Тори Халимендис - Великая шаисса (СИ)
— Плова, шаисса? — вернул меня к действительности мелодичный голос Салмеи.
— Нет, благодарю. Лучше передай мне блюдо с баклажанами в остром соусе. Я не очень голодна.
— Но от лукума точно не откажешься, — поддразнил Селим. — Особенно от вишневого.
— Не думаю, что способна так объесться, чтобы отказаться от лукума.
— Ты всегда любила сладкое, сестренка. Помнишь, в детстве мы с Баязетом таскали для тебя лакомства с кухни?
— Как я могу забыть? А Найме потом ворчала, что у меня липкие руки.
— И повар стыдил нас, если ухитрялся поймать, — засмеялся Селим.
— Точно! Помню, такой толстяк был. Пробовал каждое блюдо раз по тридцать.

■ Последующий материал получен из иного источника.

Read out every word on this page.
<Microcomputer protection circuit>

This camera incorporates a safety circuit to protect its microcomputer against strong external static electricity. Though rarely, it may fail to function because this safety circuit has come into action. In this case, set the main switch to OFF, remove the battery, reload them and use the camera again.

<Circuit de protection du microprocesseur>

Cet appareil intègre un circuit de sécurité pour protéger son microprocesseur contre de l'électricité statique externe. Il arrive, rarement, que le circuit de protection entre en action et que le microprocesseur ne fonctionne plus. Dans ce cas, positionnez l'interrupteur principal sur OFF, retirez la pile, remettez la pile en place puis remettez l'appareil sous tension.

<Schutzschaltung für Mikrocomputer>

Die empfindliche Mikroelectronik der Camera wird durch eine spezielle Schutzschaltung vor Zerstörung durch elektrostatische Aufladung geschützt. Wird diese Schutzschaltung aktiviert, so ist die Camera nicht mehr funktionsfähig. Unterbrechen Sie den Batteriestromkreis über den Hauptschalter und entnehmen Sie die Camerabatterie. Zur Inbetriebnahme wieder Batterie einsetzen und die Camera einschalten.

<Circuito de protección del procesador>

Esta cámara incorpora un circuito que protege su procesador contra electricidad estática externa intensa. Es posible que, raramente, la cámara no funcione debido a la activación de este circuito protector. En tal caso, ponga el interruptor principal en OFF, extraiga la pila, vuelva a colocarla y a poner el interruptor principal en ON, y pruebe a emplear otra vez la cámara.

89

— А от особо вкусных ухитрялся испробовать едва ли не треть. Зато как зорко наблюдал за прочей кухонной челядью, чтобы ни крошки не стянули.

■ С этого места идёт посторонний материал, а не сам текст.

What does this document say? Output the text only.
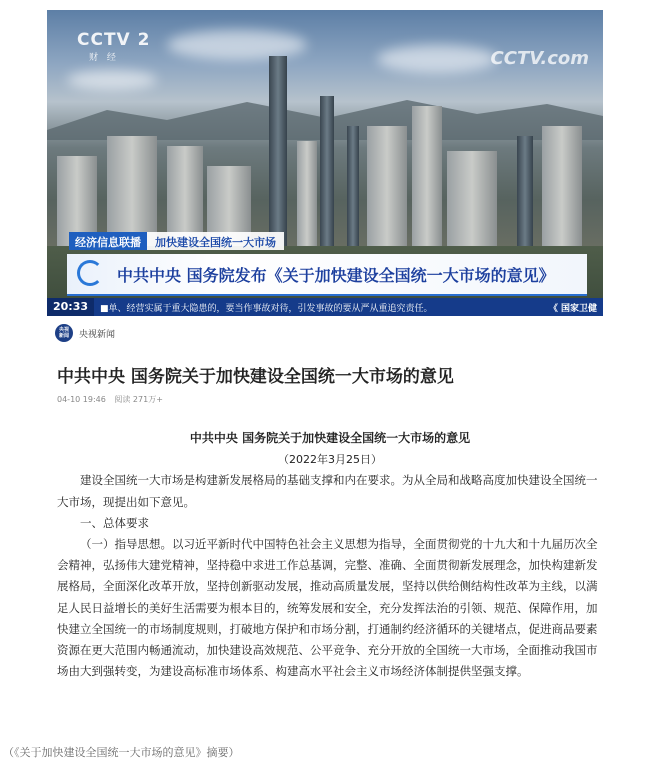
CCTV 2
财 经	CCTV.com
经济信息联播	加快建设全国统一大市场
中共中央 国务院发布《关于加快建设全国统一大市场的意见》
20:33	■单、经营实属于重大隐患的，要当作事故对待，引发事故的要从严从重追究责任。	《 国家卫健
央视
新闻	央视新闻
中共中央 国务院关于加快建设全国统一大市场的意见
04-10 19:46 阅读 271万+

中共中央 国务院关于加快建设全国统一大市场的意见

（2022年3月25日）

建设全国统一大市场是构建新发展格局的基础支撑和内在要求。为从全局和战略高度加快建设全国统一大市场，现提出如下意见。

一、总体要求

（一）指导思想。以习近平新时代中国特色社会主义思想为指导，全面贯彻党的十九大和十九届历次全会精神，弘扬伟大建党精神，坚持稳中求进工作总基调，完整、准确、全面贯彻新发展理念，加快构建新发展格局，全面深化改革开放，坚持创新驱动发展，推动高质量发展，坚持以供给侧结构性改革为主线，以满足人民日益增长的美好生活需要为根本目的，统筹发展和安全，充分发挥法治的引领、规范、保障作用，加快建立全国统一的市场制度规则，打破地方保护和市场分割，打通制约经济循环的关键堵点，促进商品要素资源在更大范围内畅通流动，加快建设高效规范、公平竞争、充分开放的全国统一大市场，全面推动我国市场由大到强转变，为建设高标准市场体系、构建高水平社会主义市场经济体制提供坚强支撑。

（《关于加快建设全国统一大市场的意见》摘要）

— И так смешно ругался, когда кто-то из поварят случайно перевернул кувшин со щербетом.
— Ругался? Да он чуть не прибил бедолагу!
Весь обед мы предавались воспоминаниям детства. А когда дошли до десерта, Селим поинтересовался, не желаю ли я встретиться с послами Северного Королевства.
Я запила лукум мятным чаем и ответила:
— Спрашиваешь! Я ведь говорила уже, как мне хочется с ними познакомиться!
— Тогда я приглашу завтра принца и его приближенных на обед?
— Мой Император, — тут же вмешалась Лайла, — а твои жены тоже будут присутствовать?
Я отвела глаза. Похоже, невестка рассчитывает на очередной подарок. Салмея же, напротив, вовсе не выглядела довольной. Она была женщиной тихой и застенчивой, перед посторонними людьми робела. Я знала, что она оставалась неизменно вежливой даже с рабынями, не представляя для себя возможным понукать ими. Почти все служащие дворца любили ее, лишь приспешники главной жены относились с некоторым пренебрежением, которое, впрочем, старались замаскировать. Жаловаться было не в природе Салмеи, но если бы слухи об оказанном матери Фирузе неуважении дошли до Селима, то страшно даже представить, что он сделал бы с обидчиком жены. Вот поэтому даже прихвостни Лайлы в глаза улыбались и кланялись Салмее. Сама же Лайла полагала вторую жену размазней, которой и опасаться-то не стоит. Я бы с ней не согласилась, но разубеждать невестку у меня желания не было. Да и я тоже подозревала, что Селим женился на Салмее из-за того, что та была матерью его первенца, пусть и девочки. Я к тому времени уже вышла замуж, потому всех подробностей, само собой, не знала, но впечатление у меня сложилось именно такое.
— А вы тоже желаете познакомиться с северянами? — спросил Селим у жен.
— Конечно, нам очень интересно, — тут же ответила Лайла.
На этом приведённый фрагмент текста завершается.